Bunia, le 29 mai 2025 – Le gouverneur militaire de l’Ituri, le lieutenant-général Johnny Luboya, n’a pas mâché ses mots. En marge d’un briefing presse consacré à la riposte contre l’épidémie d’Ebola, il a établi un parallèle direct entre la crise sanitaire et les opérations militaires qu’il mène depuis son arrivée à la tête de cette province sous état de siège.
« Il faut considérer Ebola comme une deuxième guerre », a-t-il lancé, rappelant que l’Ituri faisait déjà face à une « grande guerre » contre les groupes armés locaux et étrangers lorsqu’il a pris ses fonctions, il y a cinq ans. Pour lui, la lutte contre le virus ne diffère guère des combats sécuritaires : elle exige une mobilisation totale, une logistique sans faille et une chaîne de commandement efficace.
Le gouverneur militaire a insisté sur les similitudes entre les principes d’une opération militaire et ceux d’une réponse médicale. Premier point : l’installation. « Si vous ne parvenez pas à acheminer le matériel, à mettre en place les médicaments et les intrants, vous ne pouvez pas réagir efficacement », a-t-il expliqué, pointant du doigt les difficultés d’approvisionnement depuis Kinshasa vers l’Est du pays. Un goulet d’étranglement qui, selon lui, plombe la riposte.
Mais au-delà de l’urgence sanitaire, Johnny Luboya a saisi l’occasion pour défendre sa méthode de gouvernance, vivement critiquée par des élus nationaux. Depuis la proclamation de l’état de siège en mai 2021, les députés du Nord-Kivu et de l’Ituri s’inquiètent de la dégradation sécuritaire persistante, des attaques récurrentes des ADF et des prolongations interminables de ce régime d’exception. Face à ces reproches, le lieutenant-général a brandi sa stratégie d’« activités concurrentes » : mener de front opérations militaires et projets de développement.
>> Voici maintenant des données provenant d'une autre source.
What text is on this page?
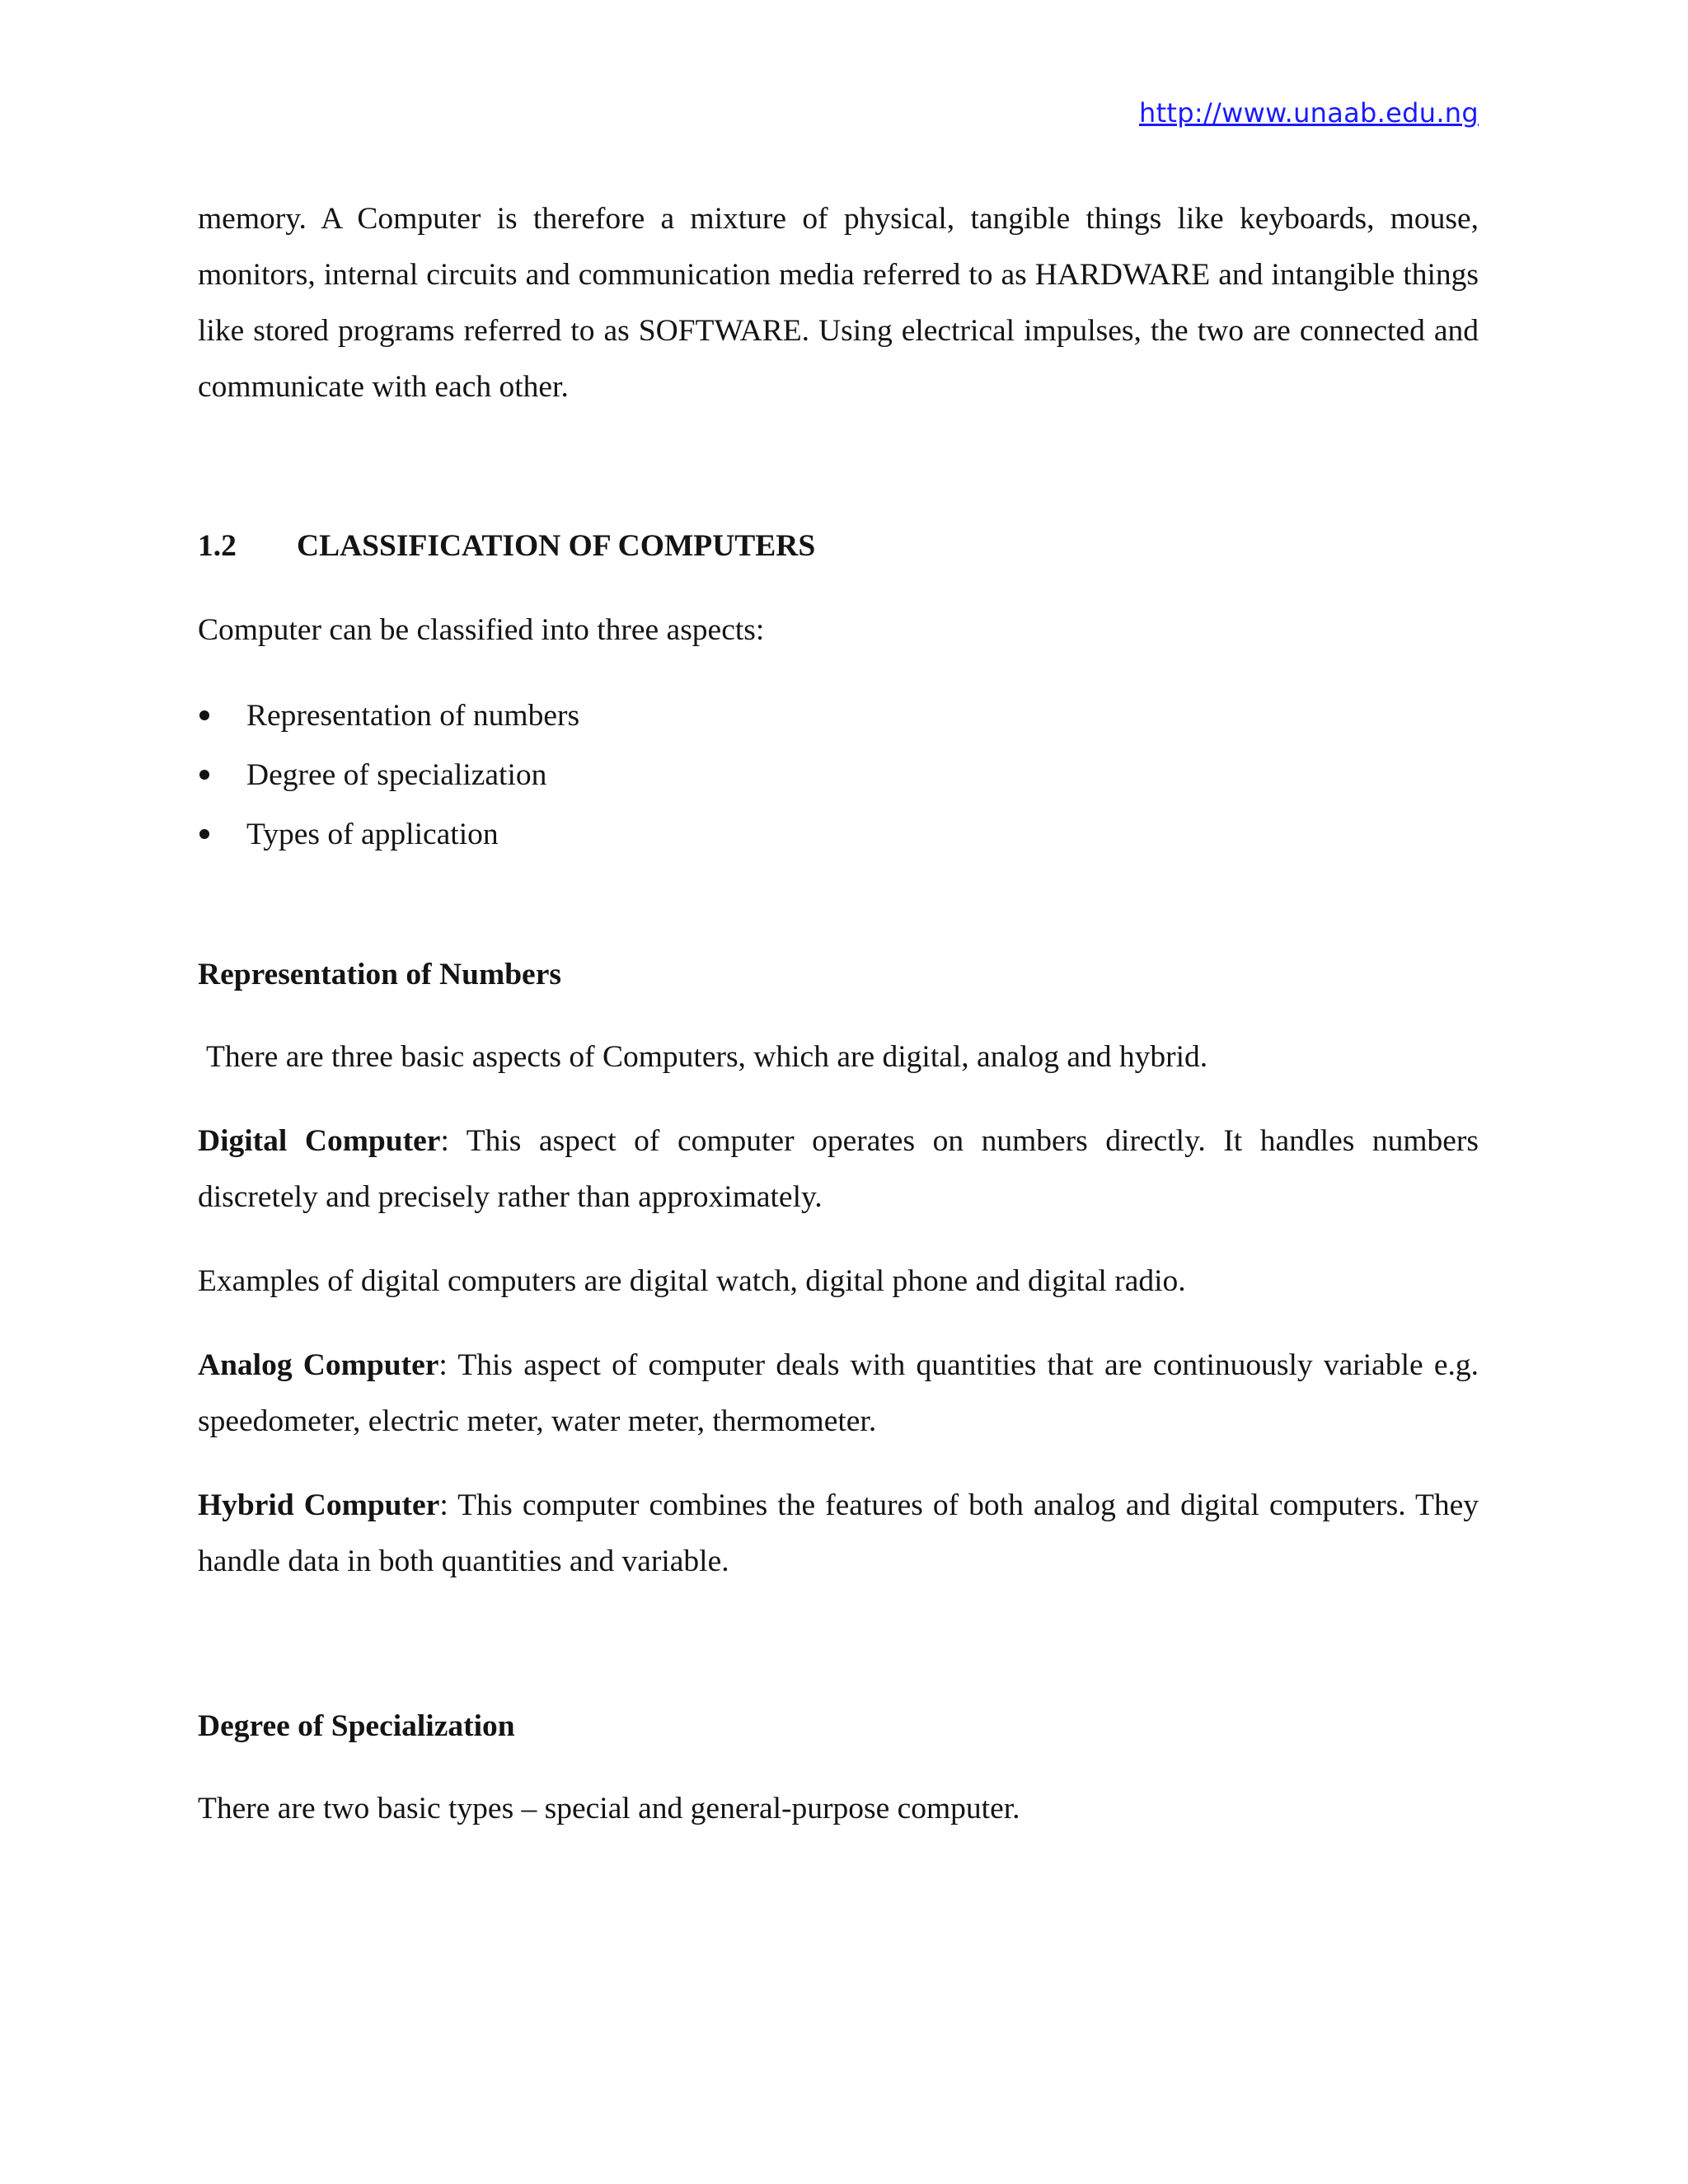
http://www.unaab.edu.ng

memory. A Computer is therefore a mixture of physical, tangible things like keyboards, mouse, monitors, internal circuits and communication media referred to as HARDWARE and intangible things like stored programs referred to as SOFTWARE. Using electrical impulses, the two are connected and communicate with each other.

1.2 CLASSIFICATION OF COMPUTERS

Computer can be classified into three aspects:

Representation of numbers
Degree of specialization
Types of application
Representation of Numbers

There are three basic aspects of Computers, which are digital, analog and hybrid.

Digital Computer: This aspect of computer operates on numbers directly. It handles numbers discretely and precisely rather than approximately.

Examples of digital computers are digital watch, digital phone and digital radio.

Analog Computer: This aspect of computer deals with quantities that are continuously variable e.g. speedometer, electric meter, water meter, thermometer.

Hybrid Computer: This computer combines the features of both analog and digital computers. They handle data in both quantities and variable.

Degree of Specialization

There are two basic types – special and general-purpose computer.
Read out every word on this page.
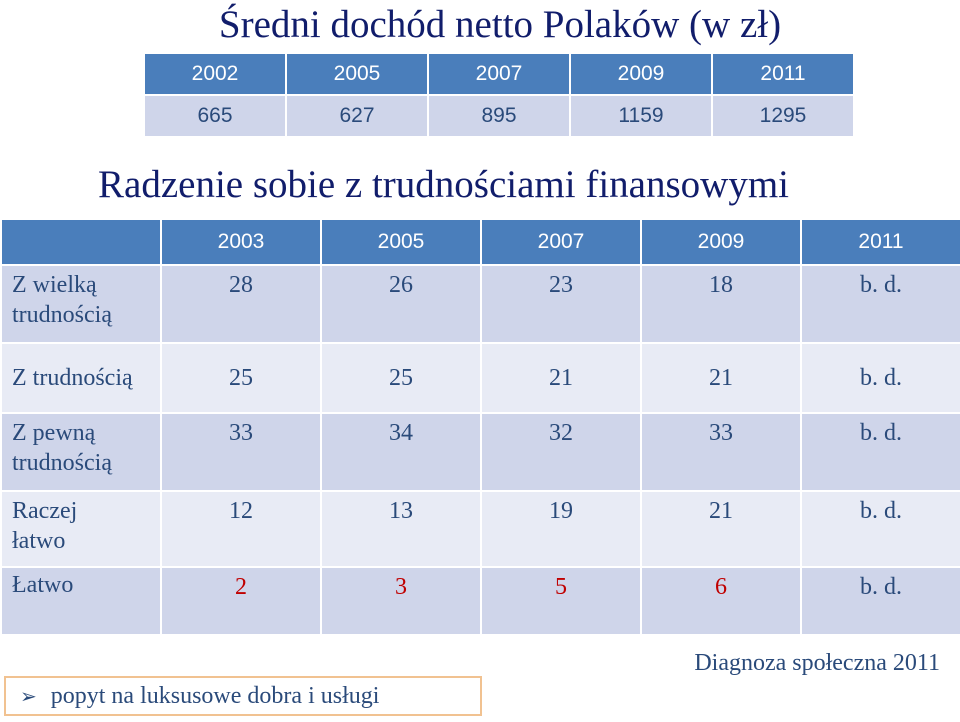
Średni dochód netto Polaków (w zł)
2002	2005	2007	2009	2011
665	627	895	1159	1295
Radzenie sobie z trudnościami finansowymi
	2003	2005	2007	2009	2011
Z wielką
trudnością	28	26	23	18	b. d.
Z trudnością	25	25	21	21	b. d.
Z pewną
trudnością	33	34	32	33	b. d.
Raczej
łatwo	12	13	19	21	b. d.
Łatwo	2	3	5	6	b. d.
Diagnoza społeczna 2011
➢ popyt na luksusowe dobra i usługi
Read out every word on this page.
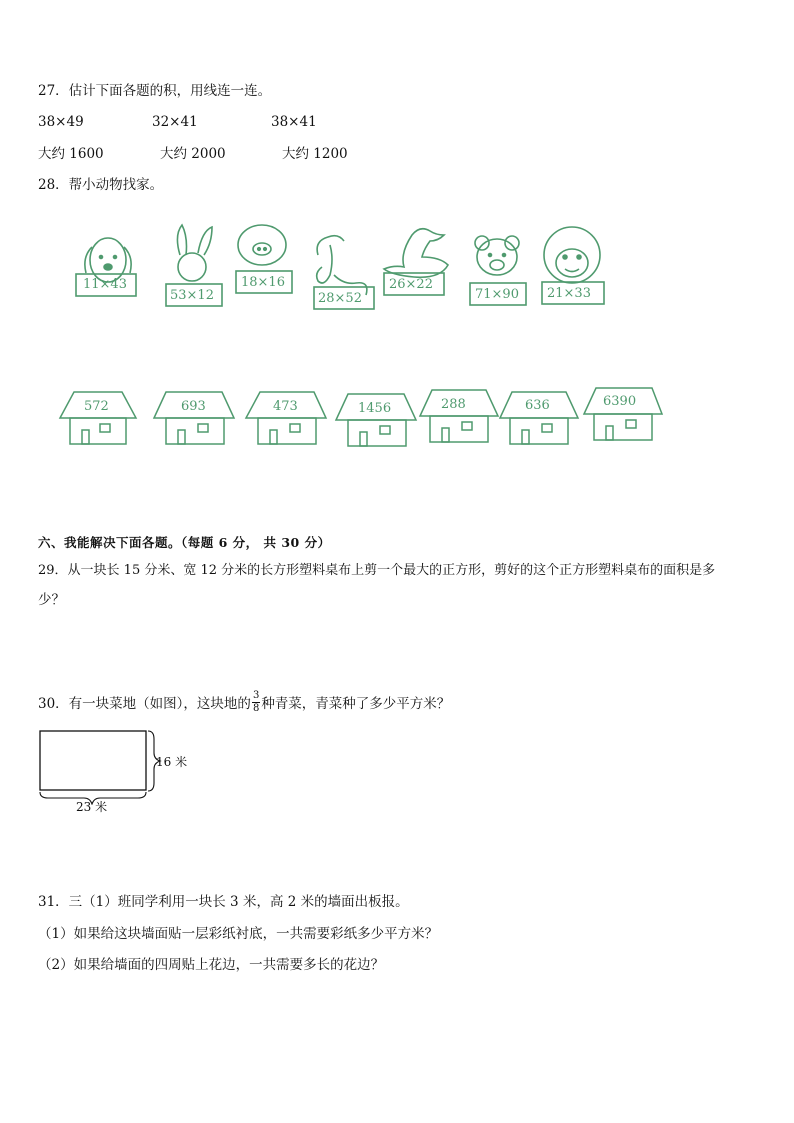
27．估计下面各题的积，用线连一连。
38×49	32×41	38×41
大约 1600	大约 2000	大约 1200
28．帮小动物找家。
11×43
53×12
18×16
28×52
26×22
71×90 21×33
572	693	473	1456	288	636	6390
六、我能解决下面各题。（每题 6 分， 共 30 分）
29．从一块长 15 分米、宽 12 分米的长方形塑料桌布上剪一个最大的正方形，剪好的这个正方形塑料桌布的面积是多
少？
30．有一块菜地（如图），这块地的 $\frac{3}{8}$ 种青菜，青菜种了多少平方米？
16 米
23 米
31．三（1）班同学利用一块长 3 米，高 2 米的墙面出板报。
（1）如果给这块墙面贴一层彩纸衬底，一共需要彩纸多少平方米？
（2）如果给墙面的四周贴上花边，一共需要多长的花边？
« J’ai intégré les infrastructures dès la première phase et la deuxième phase des opérations », a-t-il martelé. Routes, pistes, connectivité aérienne : pour lui, ces réalisations ne sont pas un luxe, mais une condition sine qua non de la stabilisation. Il a cité en exemple les interventions américaines à l’étranger, où le volet infrastructurel accompagne toujours le volet militaire. « Ce ne sont pas des principes que j’ai inventés ici », a-t-il rétorqué à ses détracteurs, qu’il qualifie de « charlatans » qui ne connaissent rien aux réalités opérationnelles.
Aujourd’hui, se félicite-t-il, des gros porteurs en provenance de Kampala, d’Entebbe et de Kinshasa atterrissent directement à Bunia. Une prouesse logistique qui, selon lui, prouve la justesse de son anticipation. « Un commandant doit réfléchir très profondément afin de ne pas se retrouver bloqué à un moment donné », a-t-il souligné, visiblement agacé par les critiques.
Pourtant, sur le terrain, le bilan de l’état de siège reste mitigé. Les attaques des ADF continuent de endeuiller les populations et de s’étendre à des zones jusqu’ici épargnées. Les députés réclament des comptes, doutant de l’efficacité d’une mesure reconduite tous les quinze jours sans résultats tangibles. Dans ce contexte, les déclarations du gouverneur de l’Ituri apparaissent comme une tentative de justifier une approche militarisée qui, si elle a amélioré certaines infrastructures, n’a pas encore enrayé l’insécurité.
La lutte contre Ebola, elle, ne fait que commencer. Et Johnny Luboya entend bien la mener comme une guerre, avec ses phases, ses principes et sa rigueur. Reste à savoir si cette transposition de la doctrine militaire au champ sanitaire portera ses fruits dans une province fragilisée par des années de violence.